A query resolves in two cheap steps, then an optional download:

  1. Resolve the region — a place name (geocoded), bbox, point+radius, or shapefile becomes an ROI polygon. shape="bbox"/"hull" optionally regularizes it to a bounding rectangle / convex hull (handy when an admin boundary follows a river), and buffer_m grows it.
  2. Discover — mask the index COG to the ROI (reading only that window), collect the distinct combo_ids, expand them to flood_ids via the dictionary, and join the events table for metadata. The result is a FloodFrame — one row per event. No depth rasters are touched.
  3. Download (opt-in) — .download() fetches and crops only the source depth GeoTIFFs for the events you selected.

That's why floods("Zutphen, Netherlands") transfers a few MB and returns instantly, while the actual depth data is fetched only when you ask.

Local vs. remote index

The same index can live locally or be streamed:

  • Remote (default for the published index): the COG is read a window at a time over HTTP via GDAL's /vsicurl, and only the ~14 MB dictionary + events tables are cached on first use (SHA-256-verified). A query downloads a few MB, never the whole index. Controlled by EUROFLOOD_INDEX_MODE / EUROFLOOD_INDEX_BASE_URL.
  • Local: everything is read from the cache directory. euroflood mirror-index pulls the full ~130 MB bundle once for fully-offline / HPC use.

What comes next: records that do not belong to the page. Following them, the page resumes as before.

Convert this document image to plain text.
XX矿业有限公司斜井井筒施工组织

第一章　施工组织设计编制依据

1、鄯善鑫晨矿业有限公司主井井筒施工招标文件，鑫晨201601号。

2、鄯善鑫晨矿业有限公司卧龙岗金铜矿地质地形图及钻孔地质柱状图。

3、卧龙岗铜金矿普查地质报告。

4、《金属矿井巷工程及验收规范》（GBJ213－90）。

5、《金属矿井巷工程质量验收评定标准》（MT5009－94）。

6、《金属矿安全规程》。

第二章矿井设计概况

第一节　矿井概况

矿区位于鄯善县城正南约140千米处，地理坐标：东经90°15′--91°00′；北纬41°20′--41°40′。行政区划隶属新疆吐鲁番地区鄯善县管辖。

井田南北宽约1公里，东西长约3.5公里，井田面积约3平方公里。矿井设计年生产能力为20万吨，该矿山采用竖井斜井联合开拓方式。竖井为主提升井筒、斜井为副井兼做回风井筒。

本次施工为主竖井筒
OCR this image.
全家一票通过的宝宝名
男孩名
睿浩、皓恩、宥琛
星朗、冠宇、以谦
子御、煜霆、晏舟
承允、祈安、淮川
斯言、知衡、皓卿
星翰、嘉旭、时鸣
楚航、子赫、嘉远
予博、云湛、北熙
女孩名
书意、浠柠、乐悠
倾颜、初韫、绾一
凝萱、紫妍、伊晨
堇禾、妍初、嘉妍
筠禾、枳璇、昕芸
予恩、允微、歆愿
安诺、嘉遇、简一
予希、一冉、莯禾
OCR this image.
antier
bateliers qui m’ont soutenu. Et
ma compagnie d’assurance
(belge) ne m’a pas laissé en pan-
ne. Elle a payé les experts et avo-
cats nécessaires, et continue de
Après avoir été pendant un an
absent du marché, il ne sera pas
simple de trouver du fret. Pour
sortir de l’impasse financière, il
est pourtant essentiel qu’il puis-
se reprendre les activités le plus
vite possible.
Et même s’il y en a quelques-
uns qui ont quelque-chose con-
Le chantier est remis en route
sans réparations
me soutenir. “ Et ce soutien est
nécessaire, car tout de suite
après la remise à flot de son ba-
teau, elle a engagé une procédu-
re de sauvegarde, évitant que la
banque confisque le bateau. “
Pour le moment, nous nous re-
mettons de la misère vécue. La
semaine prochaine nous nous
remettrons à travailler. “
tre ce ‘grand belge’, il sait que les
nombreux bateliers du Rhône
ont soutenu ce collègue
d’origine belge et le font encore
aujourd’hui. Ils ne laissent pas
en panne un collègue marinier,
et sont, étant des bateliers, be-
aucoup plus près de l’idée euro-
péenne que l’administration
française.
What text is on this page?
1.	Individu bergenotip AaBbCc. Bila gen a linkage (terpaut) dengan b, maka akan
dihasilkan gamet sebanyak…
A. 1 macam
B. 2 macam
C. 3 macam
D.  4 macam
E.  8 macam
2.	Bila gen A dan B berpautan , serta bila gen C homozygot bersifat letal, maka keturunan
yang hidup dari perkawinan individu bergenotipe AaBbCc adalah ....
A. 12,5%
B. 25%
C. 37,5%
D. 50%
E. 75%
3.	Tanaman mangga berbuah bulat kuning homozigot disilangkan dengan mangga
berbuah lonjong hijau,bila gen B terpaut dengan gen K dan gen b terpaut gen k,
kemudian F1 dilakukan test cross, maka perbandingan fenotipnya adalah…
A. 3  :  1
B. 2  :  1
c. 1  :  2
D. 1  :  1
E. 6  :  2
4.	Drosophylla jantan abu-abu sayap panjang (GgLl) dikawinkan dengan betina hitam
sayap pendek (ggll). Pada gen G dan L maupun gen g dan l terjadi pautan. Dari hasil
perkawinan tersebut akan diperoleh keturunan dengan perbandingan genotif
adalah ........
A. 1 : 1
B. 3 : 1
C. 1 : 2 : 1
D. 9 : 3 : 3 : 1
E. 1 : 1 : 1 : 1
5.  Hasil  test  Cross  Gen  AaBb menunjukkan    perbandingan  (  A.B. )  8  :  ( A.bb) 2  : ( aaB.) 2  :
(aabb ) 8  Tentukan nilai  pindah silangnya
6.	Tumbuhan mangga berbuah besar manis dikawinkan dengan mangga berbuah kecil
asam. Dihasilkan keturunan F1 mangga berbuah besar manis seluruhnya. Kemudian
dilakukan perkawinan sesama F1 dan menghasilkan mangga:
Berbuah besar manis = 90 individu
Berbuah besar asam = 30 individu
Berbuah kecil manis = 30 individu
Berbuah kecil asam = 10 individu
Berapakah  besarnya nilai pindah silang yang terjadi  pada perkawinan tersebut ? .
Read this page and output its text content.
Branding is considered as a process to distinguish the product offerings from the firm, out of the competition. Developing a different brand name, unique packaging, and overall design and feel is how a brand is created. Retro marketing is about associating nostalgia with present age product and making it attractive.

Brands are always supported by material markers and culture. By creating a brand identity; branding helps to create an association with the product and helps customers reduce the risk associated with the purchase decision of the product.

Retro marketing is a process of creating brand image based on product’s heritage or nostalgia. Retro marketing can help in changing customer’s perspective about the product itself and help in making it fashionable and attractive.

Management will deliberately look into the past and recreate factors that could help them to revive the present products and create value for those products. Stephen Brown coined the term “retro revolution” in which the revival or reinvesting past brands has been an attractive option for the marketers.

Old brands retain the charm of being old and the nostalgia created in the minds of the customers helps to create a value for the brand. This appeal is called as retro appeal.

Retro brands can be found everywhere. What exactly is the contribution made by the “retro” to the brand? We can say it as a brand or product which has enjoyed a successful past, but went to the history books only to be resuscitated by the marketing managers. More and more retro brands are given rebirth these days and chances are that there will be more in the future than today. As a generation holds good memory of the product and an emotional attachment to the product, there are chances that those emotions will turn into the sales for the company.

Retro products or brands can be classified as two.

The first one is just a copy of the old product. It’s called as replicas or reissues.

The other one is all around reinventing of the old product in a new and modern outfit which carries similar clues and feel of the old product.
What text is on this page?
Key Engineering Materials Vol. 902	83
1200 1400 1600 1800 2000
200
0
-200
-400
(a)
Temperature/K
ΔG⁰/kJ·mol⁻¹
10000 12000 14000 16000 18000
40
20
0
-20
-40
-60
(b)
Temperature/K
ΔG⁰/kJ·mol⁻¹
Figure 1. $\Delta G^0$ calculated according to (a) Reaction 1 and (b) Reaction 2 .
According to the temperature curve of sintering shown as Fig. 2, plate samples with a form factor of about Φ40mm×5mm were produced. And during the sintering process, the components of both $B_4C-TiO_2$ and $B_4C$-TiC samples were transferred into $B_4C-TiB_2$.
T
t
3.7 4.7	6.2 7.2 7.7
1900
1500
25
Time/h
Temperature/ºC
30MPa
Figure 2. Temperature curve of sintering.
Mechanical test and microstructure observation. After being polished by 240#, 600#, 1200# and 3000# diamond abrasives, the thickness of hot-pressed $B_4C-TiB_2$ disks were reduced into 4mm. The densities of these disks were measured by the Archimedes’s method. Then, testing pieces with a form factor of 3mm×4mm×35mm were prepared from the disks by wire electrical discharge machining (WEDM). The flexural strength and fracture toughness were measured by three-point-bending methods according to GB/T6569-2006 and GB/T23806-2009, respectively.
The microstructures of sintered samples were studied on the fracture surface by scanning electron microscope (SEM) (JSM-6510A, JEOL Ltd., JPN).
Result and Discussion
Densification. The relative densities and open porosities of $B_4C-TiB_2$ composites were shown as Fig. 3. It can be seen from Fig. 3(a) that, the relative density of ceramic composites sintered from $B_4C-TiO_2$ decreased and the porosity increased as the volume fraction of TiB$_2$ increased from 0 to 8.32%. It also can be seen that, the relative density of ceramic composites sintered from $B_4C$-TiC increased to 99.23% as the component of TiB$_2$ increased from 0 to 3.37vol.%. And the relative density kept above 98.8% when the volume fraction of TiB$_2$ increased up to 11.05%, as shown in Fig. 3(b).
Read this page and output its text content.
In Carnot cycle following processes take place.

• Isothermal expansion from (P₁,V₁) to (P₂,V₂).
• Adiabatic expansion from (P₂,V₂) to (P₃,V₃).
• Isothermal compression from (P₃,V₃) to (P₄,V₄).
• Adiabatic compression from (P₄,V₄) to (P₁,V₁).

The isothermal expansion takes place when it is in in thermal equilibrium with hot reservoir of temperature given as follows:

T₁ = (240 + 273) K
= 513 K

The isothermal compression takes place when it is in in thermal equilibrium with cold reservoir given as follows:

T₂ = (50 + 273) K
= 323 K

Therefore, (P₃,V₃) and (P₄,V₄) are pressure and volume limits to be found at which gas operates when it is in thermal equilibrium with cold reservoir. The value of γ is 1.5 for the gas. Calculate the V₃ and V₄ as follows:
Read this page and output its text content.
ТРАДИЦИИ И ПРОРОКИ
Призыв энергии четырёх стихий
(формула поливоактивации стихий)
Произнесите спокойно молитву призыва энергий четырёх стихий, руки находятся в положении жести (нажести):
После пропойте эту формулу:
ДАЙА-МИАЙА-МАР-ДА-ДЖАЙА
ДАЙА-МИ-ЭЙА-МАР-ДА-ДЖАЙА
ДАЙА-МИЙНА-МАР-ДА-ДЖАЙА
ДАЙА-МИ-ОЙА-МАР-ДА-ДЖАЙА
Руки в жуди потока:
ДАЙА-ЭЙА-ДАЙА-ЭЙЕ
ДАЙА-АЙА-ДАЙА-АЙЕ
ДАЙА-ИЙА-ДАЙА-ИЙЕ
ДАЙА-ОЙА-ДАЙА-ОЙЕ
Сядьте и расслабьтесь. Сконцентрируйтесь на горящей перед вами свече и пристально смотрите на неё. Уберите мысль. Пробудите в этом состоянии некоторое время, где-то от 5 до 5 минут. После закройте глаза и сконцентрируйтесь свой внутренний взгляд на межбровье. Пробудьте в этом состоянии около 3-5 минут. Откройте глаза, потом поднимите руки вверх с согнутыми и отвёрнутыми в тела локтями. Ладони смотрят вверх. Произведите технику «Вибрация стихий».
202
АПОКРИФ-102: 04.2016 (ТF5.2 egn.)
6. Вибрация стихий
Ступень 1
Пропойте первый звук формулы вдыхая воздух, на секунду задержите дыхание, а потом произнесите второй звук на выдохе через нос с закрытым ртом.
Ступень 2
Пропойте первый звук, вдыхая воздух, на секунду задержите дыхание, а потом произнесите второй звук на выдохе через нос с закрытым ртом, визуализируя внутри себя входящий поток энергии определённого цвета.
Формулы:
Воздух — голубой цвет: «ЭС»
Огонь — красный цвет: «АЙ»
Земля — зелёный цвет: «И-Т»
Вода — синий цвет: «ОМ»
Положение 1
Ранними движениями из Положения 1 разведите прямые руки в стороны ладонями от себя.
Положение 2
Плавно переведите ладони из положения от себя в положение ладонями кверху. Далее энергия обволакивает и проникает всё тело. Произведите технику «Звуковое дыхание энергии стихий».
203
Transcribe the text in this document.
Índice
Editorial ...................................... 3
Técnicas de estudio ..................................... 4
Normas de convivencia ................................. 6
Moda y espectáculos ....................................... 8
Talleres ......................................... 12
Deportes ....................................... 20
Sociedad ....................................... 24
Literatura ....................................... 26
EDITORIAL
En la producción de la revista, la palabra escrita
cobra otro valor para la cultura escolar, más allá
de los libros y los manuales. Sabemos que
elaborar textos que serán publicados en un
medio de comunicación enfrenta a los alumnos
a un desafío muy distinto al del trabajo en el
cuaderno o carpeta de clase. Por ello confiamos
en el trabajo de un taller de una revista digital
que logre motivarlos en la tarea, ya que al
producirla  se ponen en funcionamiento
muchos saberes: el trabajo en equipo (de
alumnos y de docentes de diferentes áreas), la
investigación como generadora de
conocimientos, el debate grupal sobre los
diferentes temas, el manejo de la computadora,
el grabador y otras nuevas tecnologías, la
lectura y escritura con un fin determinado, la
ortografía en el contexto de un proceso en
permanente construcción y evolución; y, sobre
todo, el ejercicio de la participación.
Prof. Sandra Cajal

What the visualizations reuse

Because the index already encodes which events hit each pixel, several views come for free — no download:

  • Recurrence heatmap — per pixel, len(flood_ids) is exactly how many times it flooded. Darker = more floods.
  • Per-event footprints — an event's extent is the union of pixels whose combo_id includes that event; .footprints() returns one geometry per event.
  • Depth map — the only view that needs the actual raster, hence depth=True downloads it.

So most views cost nothing beyond the query; only the depth map touches the network:

Call Network / disk Shows
cat.plot() / .explore() none recurrence heatmap (historic) / context (hazard)
cat.plot(event_id=…) none one event's footprint
cat.footprints() / cat.plot(footprints=True) none each event's extent (data + map)
cat.plot(depth=True, …) downloads rasters actual water-depth map
ef.plot_depth(path) none a depth map from a downloaded GeoTIFF

See Tutorial 3 — Visualize for the full gallery.

The cache, at a glance

A built/mirrored index bundle contains:

File What it is
europe_flood_index.tif the sparse COG (pixel = combo_id)
flood_dictionary.parquet combo_id → flood_ids
events.parquet flood_id → metadata
dictionary_meta.json schema/version/layout
manifest.json provenance + checksums (the publish/validate contract)

Producers build these with mirror → ingest → build-index; see the HPC Runbook.